San Jose grants few former employees lobbying exemptions
San Jose has a "revolving door" policy that prohibits former employees from lobbying the city for two years. File photo.

    In San Jose, when you leave a job working for the city you are barred from lobbying anyone at City Hall for at least two years—but a handful of ex-employees are exceptions to the rule.

    The latest example is Allie Hughes, a former staffer for San Jose Councilmember David Cohen. She recently left the city to work as a lobbyist for Canyon Snow Consulting, a Los Gatos-based firm co-founded by Leslee Guardino, the wife of Carl Guardino—who once led the Silicon Valley Leadership Group.

    But city rules prohibit prior employees from using their relationships with former colleagues at San Jose City Hall to lobby or attempt to influence policies. The aim of the city’s “revolving door” policy is to avoid personal gain or an unfair advantage when it comes to deal making.

    Exemptions to the rule, like the one requested by Hughes, must be approved by the San Jose City Council. At least three exemptions have been granted since 2019.

    Hughes received unanimous support from the council’s Rules and Open Government Committee this week for an exemption. The full council will vote on it next week.

    Hughes argued the exemption should be granted because she only worked for the city for three months. She worked on issues such as an interim housing site at Noble Avenuetree canopy policies and the need to increase staffing levels within the San Jose Police Department.

    Now at Canyon Snow Consulting, she will lobby for clients such as the developers of Wat Khmer Kampuchea Krom Temple, the Special Olympics of Northern California and the Ranked Choice Voting Coalition, to name a few.

    City Attorney Nora Frimann recommended the exemption, citing Hughes’ limited time with the city and her unrelated work. Lobbyists in San Jose must register, pay a fee and file weekly reports disclosing who they met with at the city and why.

    Another recent exemption came from Christina Ramos, who served as chief of staff for former Councilmember Raul Peralez, after she took a job at PG&E when her boss termed out of office. City officials said Ramos’ seven years in city hall and extensive work across departments made her a good fit for the lobbyist role and ironically for the city.

    “Ms. Ramos will be working on critical issues regarding power, infrastructure and emergency services that could benefit residents of San Jose,” Frimann wrote to the council. “The waiver allows Ms. Ramos to use her extensive background and experience to work with PG&E on crucial matters.”

    The policy lacks clarity

    According to City Clerk Toni Taber, San Jose doesn’t keep a running list of former employees who were granted exemptions to lobby at city hall.

    Adrian Gonzales, who formerly chaired the city’s ethics commission, said San Jose must do its “due diligence” to understand the influence a person may have had in the city and how it could impact their role in the private sector.

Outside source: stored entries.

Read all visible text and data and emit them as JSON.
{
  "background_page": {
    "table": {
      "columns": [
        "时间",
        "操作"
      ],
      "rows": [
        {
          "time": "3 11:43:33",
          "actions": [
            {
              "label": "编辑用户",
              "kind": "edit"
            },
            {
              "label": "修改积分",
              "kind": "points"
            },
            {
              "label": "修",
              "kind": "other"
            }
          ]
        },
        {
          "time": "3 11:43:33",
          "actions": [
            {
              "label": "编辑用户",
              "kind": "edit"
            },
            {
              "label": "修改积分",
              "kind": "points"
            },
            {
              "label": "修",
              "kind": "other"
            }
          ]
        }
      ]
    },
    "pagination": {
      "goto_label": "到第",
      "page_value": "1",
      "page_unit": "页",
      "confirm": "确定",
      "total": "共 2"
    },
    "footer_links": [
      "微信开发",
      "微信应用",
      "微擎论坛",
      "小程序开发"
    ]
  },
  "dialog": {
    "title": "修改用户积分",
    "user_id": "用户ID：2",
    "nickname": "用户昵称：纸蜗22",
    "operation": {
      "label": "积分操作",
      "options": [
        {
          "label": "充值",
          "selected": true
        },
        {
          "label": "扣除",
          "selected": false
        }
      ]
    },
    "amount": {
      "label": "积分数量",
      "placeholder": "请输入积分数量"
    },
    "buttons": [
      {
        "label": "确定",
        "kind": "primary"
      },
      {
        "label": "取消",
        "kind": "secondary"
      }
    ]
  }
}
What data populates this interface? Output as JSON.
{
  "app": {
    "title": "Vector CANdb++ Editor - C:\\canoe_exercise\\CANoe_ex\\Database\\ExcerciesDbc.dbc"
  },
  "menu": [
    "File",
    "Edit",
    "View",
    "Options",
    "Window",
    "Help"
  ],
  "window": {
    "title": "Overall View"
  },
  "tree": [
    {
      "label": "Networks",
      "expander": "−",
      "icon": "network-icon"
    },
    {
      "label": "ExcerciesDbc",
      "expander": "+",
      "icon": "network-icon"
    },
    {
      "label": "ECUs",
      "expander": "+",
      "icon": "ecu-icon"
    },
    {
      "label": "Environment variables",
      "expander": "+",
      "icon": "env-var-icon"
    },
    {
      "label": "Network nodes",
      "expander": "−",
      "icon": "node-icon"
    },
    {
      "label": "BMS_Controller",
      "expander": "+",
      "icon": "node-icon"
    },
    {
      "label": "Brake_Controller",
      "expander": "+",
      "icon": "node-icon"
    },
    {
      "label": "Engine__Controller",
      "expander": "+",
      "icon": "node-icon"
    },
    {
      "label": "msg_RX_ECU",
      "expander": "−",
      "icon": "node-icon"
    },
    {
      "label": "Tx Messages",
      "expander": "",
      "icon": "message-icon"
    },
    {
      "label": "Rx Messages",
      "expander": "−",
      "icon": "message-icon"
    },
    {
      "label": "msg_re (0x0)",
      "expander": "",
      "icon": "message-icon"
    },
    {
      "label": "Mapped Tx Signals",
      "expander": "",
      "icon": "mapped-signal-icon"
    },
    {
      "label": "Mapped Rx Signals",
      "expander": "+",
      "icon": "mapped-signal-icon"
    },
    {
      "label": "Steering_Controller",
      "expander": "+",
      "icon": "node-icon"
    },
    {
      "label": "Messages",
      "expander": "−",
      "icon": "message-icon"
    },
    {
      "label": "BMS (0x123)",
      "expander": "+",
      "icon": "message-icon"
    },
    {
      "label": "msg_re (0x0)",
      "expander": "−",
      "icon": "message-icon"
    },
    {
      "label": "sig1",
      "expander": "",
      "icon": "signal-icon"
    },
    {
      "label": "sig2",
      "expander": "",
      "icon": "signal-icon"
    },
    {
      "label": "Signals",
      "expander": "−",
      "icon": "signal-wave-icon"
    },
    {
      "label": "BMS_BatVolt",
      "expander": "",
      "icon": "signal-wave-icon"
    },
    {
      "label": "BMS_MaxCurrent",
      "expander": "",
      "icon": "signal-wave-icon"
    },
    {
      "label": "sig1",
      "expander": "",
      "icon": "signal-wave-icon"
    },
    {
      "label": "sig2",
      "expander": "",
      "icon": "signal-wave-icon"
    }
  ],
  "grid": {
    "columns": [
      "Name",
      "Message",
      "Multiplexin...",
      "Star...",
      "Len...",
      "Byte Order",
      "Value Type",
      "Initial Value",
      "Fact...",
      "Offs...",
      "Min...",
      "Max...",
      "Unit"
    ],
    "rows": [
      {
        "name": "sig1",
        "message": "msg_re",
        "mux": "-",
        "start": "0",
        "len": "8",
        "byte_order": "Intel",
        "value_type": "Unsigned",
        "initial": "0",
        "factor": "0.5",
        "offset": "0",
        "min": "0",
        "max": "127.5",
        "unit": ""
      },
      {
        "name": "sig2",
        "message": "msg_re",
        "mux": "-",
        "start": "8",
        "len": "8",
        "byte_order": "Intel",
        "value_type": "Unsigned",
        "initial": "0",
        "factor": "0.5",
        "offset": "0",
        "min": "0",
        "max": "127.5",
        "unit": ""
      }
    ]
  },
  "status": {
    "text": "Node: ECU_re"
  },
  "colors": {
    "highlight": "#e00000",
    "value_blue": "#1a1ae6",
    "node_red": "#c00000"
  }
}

    “If a staff (member) who focused on housing and land use is granted an exemption to work at a lobbying firm where they are expected to influence housing and land use policy in San Jose, this could be perceived as creating an unfair advantage,” Gonzales told San José Spotlight. “But if the individual becomes a lobbyist working on land use in other cities… the ability to create an unfair advantage might not exist if they are working with different officials.”

    Frimman said the city attorney’s office ensures exemption requests meet city requirements, but it’s up to the city council to determine if there’s conflict of interest.

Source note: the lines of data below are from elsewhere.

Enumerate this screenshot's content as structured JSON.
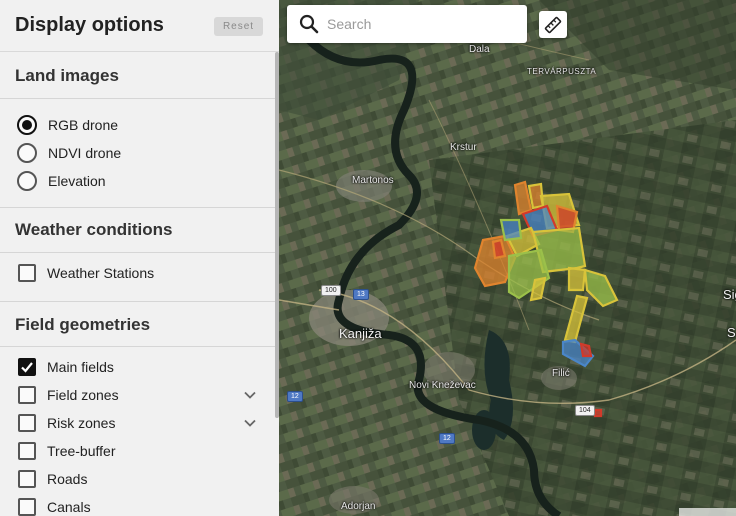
{
  "sidebar": {
    "title": "Display options",
    "reset_label": "Reset",
    "land_images": {
      "title": "Land images",
      "options": [
        {
          "label": "RGB drone",
          "selected": true
        },
        {
          "label": "NDVI drone",
          "selected": false
        },
        {
          "label": "Elevation",
          "selected": false
        }
      ]
    },
    "weather": {
      "title": "Weather conditions",
      "options": [
        {
          "label": "Weather Stations",
          "checked": false
        }
      ]
    },
    "geometries": {
      "title": "Field geometries",
      "options": [
        {
          "label": "Main fields",
          "checked": true,
          "expandable": false
        },
        {
          "label": "Field zones",
          "checked": false,
          "expandable": true
        },
        {
          "label": "Risk zones",
          "checked": false,
          "expandable": true
        },
        {
          "label": "Tree-buffer",
          "checked": false,
          "expandable": false
        },
        {
          "label": "Roads",
          "checked": false,
          "expandable": false
        },
        {
          "label": "Canals",
          "checked": false,
          "expandable": false
        }
      ]
    }
  },
  "map": {
    "search_placeholder": "Search",
    "places": {
      "dala": "Dala",
      "tervarpuszta": "TERVÁRPUSZTA",
      "krstur": "Krstur",
      "martonos": "Martonos",
      "kanjiza": "Kanjiža",
      "novi_knezevac": "Novi Kneževac",
      "filic": "Filić",
      "adorjan": "Adorjan",
      "sig": "Sig",
      "s_edge": "S"
    },
    "road_shields": {
      "r100": "100",
      "r13": "13",
      "r104": "104",
      "r12a": "12",
      "r12b": "12"
    },
    "colors": {
      "yellow": "#d8c33a",
      "green": "#9bc04a",
      "orange": "#e0842e",
      "blue": "#4a86c8",
      "red": "#d23a2a"
    },
    "icons": {
      "search": "search-icon",
      "ruler": "ruler-icon"
    }
  }
}
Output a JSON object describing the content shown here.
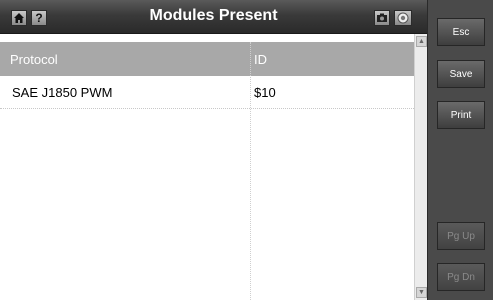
{
  "window": {
    "title": "Modules Present"
  },
  "toolbar": {
    "help_label": "?"
  },
  "table": {
    "columns": [
      "Protocol",
      "ID"
    ],
    "rows": [
      [
        "SAE J1850 PWM",
        "$10"
      ]
    ]
  },
  "sidebar": {
    "esc": "Esc",
    "save": "Save",
    "print": "Print",
    "pgup": "Pg Up",
    "pgdn": "Pg Dn"
  },
  "icons": {
    "home": "home-icon",
    "camera": "camera-icon",
    "record": "record-icon"
  }
}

    Since 2019, Hughes, Ramos and Kyra Kazantzis, who worked as a senior policy advisor for former Mayor Sam Liccardo, have requested waivers. Kazantzis received an exemption in December 2019 to become CEO of the Silicon Valley Council of Nonprofits.

    In recommending the exemption, the city attorney said the group doesn’t receive city dollars.

    Nonprofits aren’t covered by the revolving door policy, though the city is weighing prohibiting former city officers and staff from working for a nonprofit once they leave the city.

    “If we start to see an increase in exemption requests,” Gonzales said, “it could be beneficial for the city clerk’s office to establish an administrative process for tracking.”